Hajo Steinert findet es mutig, dass Askan über eine Flucht aus der DDR schreibt: Damit breche die Autorin "ein literarisches Tabu", denn die Literatur habe dieses Thema bis heute den bunten Illustrierten überlassen. Gleichzeitig ist Steinert froh, dass die Autorin auch noch anderes erzählt: In den drei Stunden vor ihrer Flucht wandert sie durch ihr Haus und denkt an ihre Familie - dies gebe einen Reigen von Familiengeschichten, die "im Kontext der totalitären Epochen in der deutschen Geschichte des 20. Jahrhunderts" stehen, wie Steinert es ausdrückt. Das ist "gekonnt", lobt der Rezensent.

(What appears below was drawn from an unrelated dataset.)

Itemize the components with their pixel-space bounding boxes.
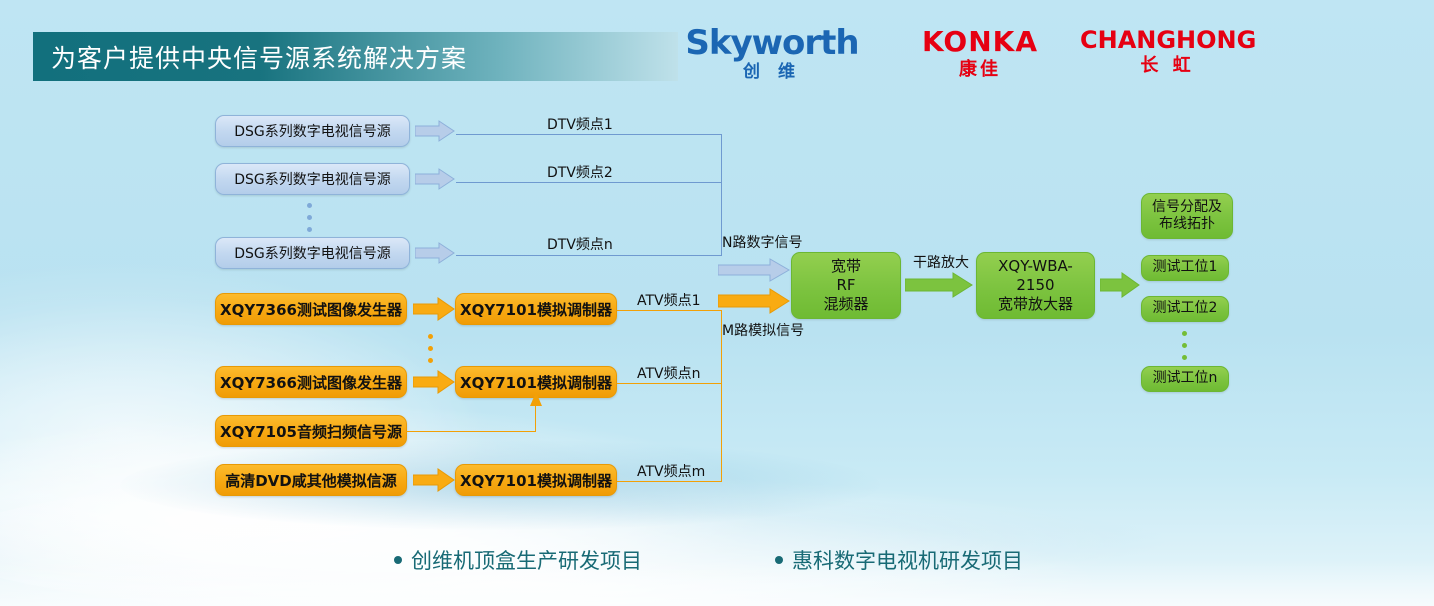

Rezensionsnotiz zu Süddeutsche Zeitung, 22.03.2000

Diese Geschichte einer Flucht aus dem leerstehenden Familienhaus in der DDR ins "leuchtende" West-Berlin hat den Rezensenten Eberhard Falcke sichtlich fasziniert. In den höchsten Tönen lobt er vor allem Askans nüchterne, aber "treffsichere" Prosa und die Art und Weise, wie sie die Verwobenheit persönlicher Lebensgeschichten mit der großen Geschichte darstellt. Auch wie Askan das Problem der Frauenfiguren mit dem Schritt in die Freiheit schildert, während er den Männern leichter zu fallen scheint, gefällt dem Rezensenten, weil Askan in ihrer Knappheit über alle Klischees von Geschlechterrollen erhaben sei.